Doktorla konuştuktan sonra tekrardan Egenin yanındaki koltuğa oturdum. "Annem iyi mi gerçekten şehit abi?" Şehit ve askeri aynı şey sanıyordu. "1 saat sonra uyanacakmış, onunla görüşünce bunu ona sorabilirsin bence." Bu da doğruydu doktor riskli bir ameliyat olmaması ve güzel bir bakımın verilmesi şartıyla 2 gün içerisinde eve çıkabileceğini söylemişti. Bu sırada bende ailesinden birilerine, kadının kim olduğuna baktırıyordum. Telefonuma gelen bildirim muhtemelen oydu.

Zümrüt Yurtel
Anne adı: Derya Güler
Baba adı: Oktay Yurtel
Doğum tarihi: 06.05.2001
Medeni durum: Bekar

Derya Güler
Anne adı: Zümrüt Güler
Baba adı: Hasan Güler
Doğum tarihi: 19.04.1978
Medeni durum: Evli
Telefon no: 0546 *** ** **

Oktay Yurtel
Anne adı: Cennet Yurtel
Baba adı: Salih Yurtel
Doğum tarihi: 15.03.1976
Şehitlik tarihi: 16.11.2014

Yaşayan akrabaları;

Amca Sabri Yurtel
Anne adı: Cennet Yurtel
Baba adı: Salih
Medeni durum: Evli
Telefon no: 0556 *** ** **

Yenge Fadime Yurtel
Medeni Durum: Evli
Telefon no: 0554 *** ** **

Hala Sevgi Tuğrul
Medeni durum: Evli
Telefon no: 0537 *** ** **

Bir kaç akrabası daha vardı ama şu an bana yakın gelen isimin yanındaki telefon numarasına tıkladım. Bir kaç çalıştan sonra açıldı. "Alo?" Yaşlı bir sesti. "Merhaba ben Hakkariden arıyorum, yeğeniniz Zümrüt Yurtel-" cümlem yarıda kaldı zira adam böğürmüştü. "Yok benim yeğenim falan Vural beyi arayın." Hemen ardından telefonu kapatmıştı.

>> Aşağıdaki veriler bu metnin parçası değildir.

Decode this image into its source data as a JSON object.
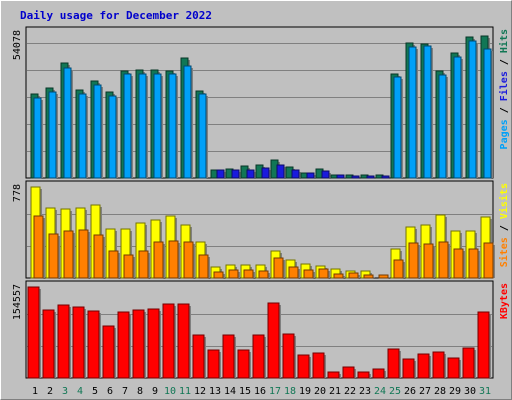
{
  "chart_data": {
    "type": "bar",
    "title": "Daily usage for December 2022",
    "days": [
      "1",
      "2",
      "3",
      "4",
      "5",
      "6",
      "7",
      "8",
      "9",
      "10",
      "11",
      "12",
      "13",
      "14",
      "15",
      "16",
      "17",
      "18",
      "19",
      "20",
      "21",
      "22",
      "23",
      "24",
      "25",
      "26",
      "27",
      "28",
      "29",
      "30",
      "31"
    ],
    "weekend_days": [
      "3",
      "4",
      "10",
      "11",
      "17",
      "18",
      "24",
      "25",
      "31"
    ],
    "colors": {
      "hits": "#117755",
      "files": "#00a0f8",
      "pages": "#1a1add",
      "visits": "#ffff00",
      "sites": "#ff8000",
      "kbytes": "#ff0000",
      "weekday_label": "#000000",
      "weekend_label": "#117755"
    },
    "panels": [
      {
        "id": "top",
        "max_label": "54078",
        "ymax": 54078,
        "right_label_parts": [
          {
            "text": "Pages",
            "color": "#00a0f8"
          },
          {
            "text": " / ",
            "color": "#000000"
          },
          {
            "text": "Files",
            "color": "#1a1add"
          },
          {
            "text": " / ",
            "color": "#000000"
          },
          {
            "text": "Hits",
            "color": "#117755"
          }
        ],
        "series": [
          {
            "name": "Hits",
            "color": "#117755",
            "values": [
              31500,
              33700,
              42800,
              32800,
              36000,
              32000,
              40000,
              40100,
              40100,
              40000,
              44600,
              32500,
              3100,
              3500,
              4500,
              5000,
              6800,
              4000,
              2000,
              3200,
              1200,
              1100,
              1300,
              1200,
              38800,
              50500,
              49900,
              40000,
              46600,
              52400,
              52800
            ]
          },
          {
            "name": "Files",
            "color": "#00a0f8",
            "values": [
              30000,
              32000,
              41000,
              31500,
              34500,
              30500,
              38800,
              38800,
              38800,
              38800,
              41800,
              31200,
              0,
              0,
              0,
              0,
              0,
              0,
              0,
              0,
              0,
              0,
              0,
              0,
              37500,
              49000,
              49200,
              38600,
              45000,
              51000,
              48000
            ]
          },
          {
            "name": "Pages",
            "color": "#1a1add",
            "values": [
              0,
              0,
              0,
              0,
              0,
              0,
              0,
              0,
              0,
              0,
              0,
              0,
              2800,
              3000,
              3000,
              3700,
              4700,
              3100,
              1700,
              2500,
              1100,
              900,
              900,
              600,
              0,
              0,
              0,
              0,
              0,
              0,
              0
            ]
          }
        ]
      },
      {
        "id": "mid",
        "max_label": "778",
        "ymax": 778,
        "right_label_parts": [
          {
            "text": "Sites",
            "color": "#ff8000"
          },
          {
            "text": " / ",
            "color": "#000000"
          },
          {
            "text": "Visits",
            "color": "#ffff00"
          }
        ],
        "series": [
          {
            "name": "Visits",
            "color": "#ffff00",
            "values": [
              778,
              600,
              590,
              600,
              620,
              420,
              420,
              470,
              500,
              530,
              450,
              310,
              90,
              110,
              110,
              110,
              230,
              150,
              120,
              100,
              80,
              60,
              60,
              0,
              250,
              440,
              450,
              540,
              400,
              400,
              520
            ]
          },
          {
            "name": "Sites",
            "color": "#ff8000",
            "values": [
              530,
              380,
              400,
              410,
              370,
              230,
              200,
              230,
              310,
              320,
              310,
              200,
              50,
              70,
              70,
              60,
              170,
              90,
              70,
              80,
              30,
              40,
              25,
              25,
              150,
              300,
              290,
              310,
              250,
              250,
              300
            ]
          }
        ]
      },
      {
        "id": "bottom",
        "max_label": "154557",
        "ymax": 154557,
        "right_label_parts": [
          {
            "text": "KBytes",
            "color": "#ff0000"
          }
        ],
        "series": [
          {
            "name": "KBytes",
            "color": "#ff0000",
            "values": [
              154557,
              114800,
              124700,
              121300,
              113000,
              88000,
              112800,
              116000,
              117000,
              125000,
              125500,
              73500,
              48000,
              73500,
              47500,
              73500,
              127800,
              74000,
              39000,
              42000,
              10500,
              19500,
              10000,
              16000,
              49500,
              33000,
              41000,
              44500,
              34500,
              51500,
              112000
            ]
          }
        ]
      }
    ]
  }
}
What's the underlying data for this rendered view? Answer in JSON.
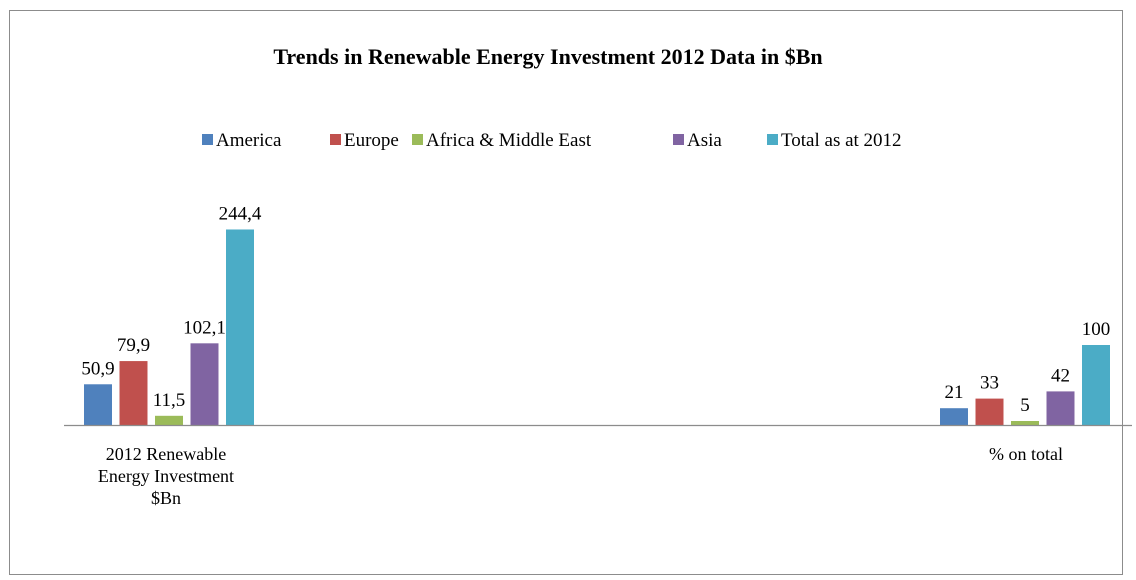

1.5 saatin sonunda ne bir akrabasına ne de herhangi birine ulaşamamıştım. Annesi ve halası telefonları açmamışken telefonu açan iki kişi de 'Vural beyi arayın' tarzı şeyler söylemişti. Şimdi odadan kadının uyanmasını bekliyorduk.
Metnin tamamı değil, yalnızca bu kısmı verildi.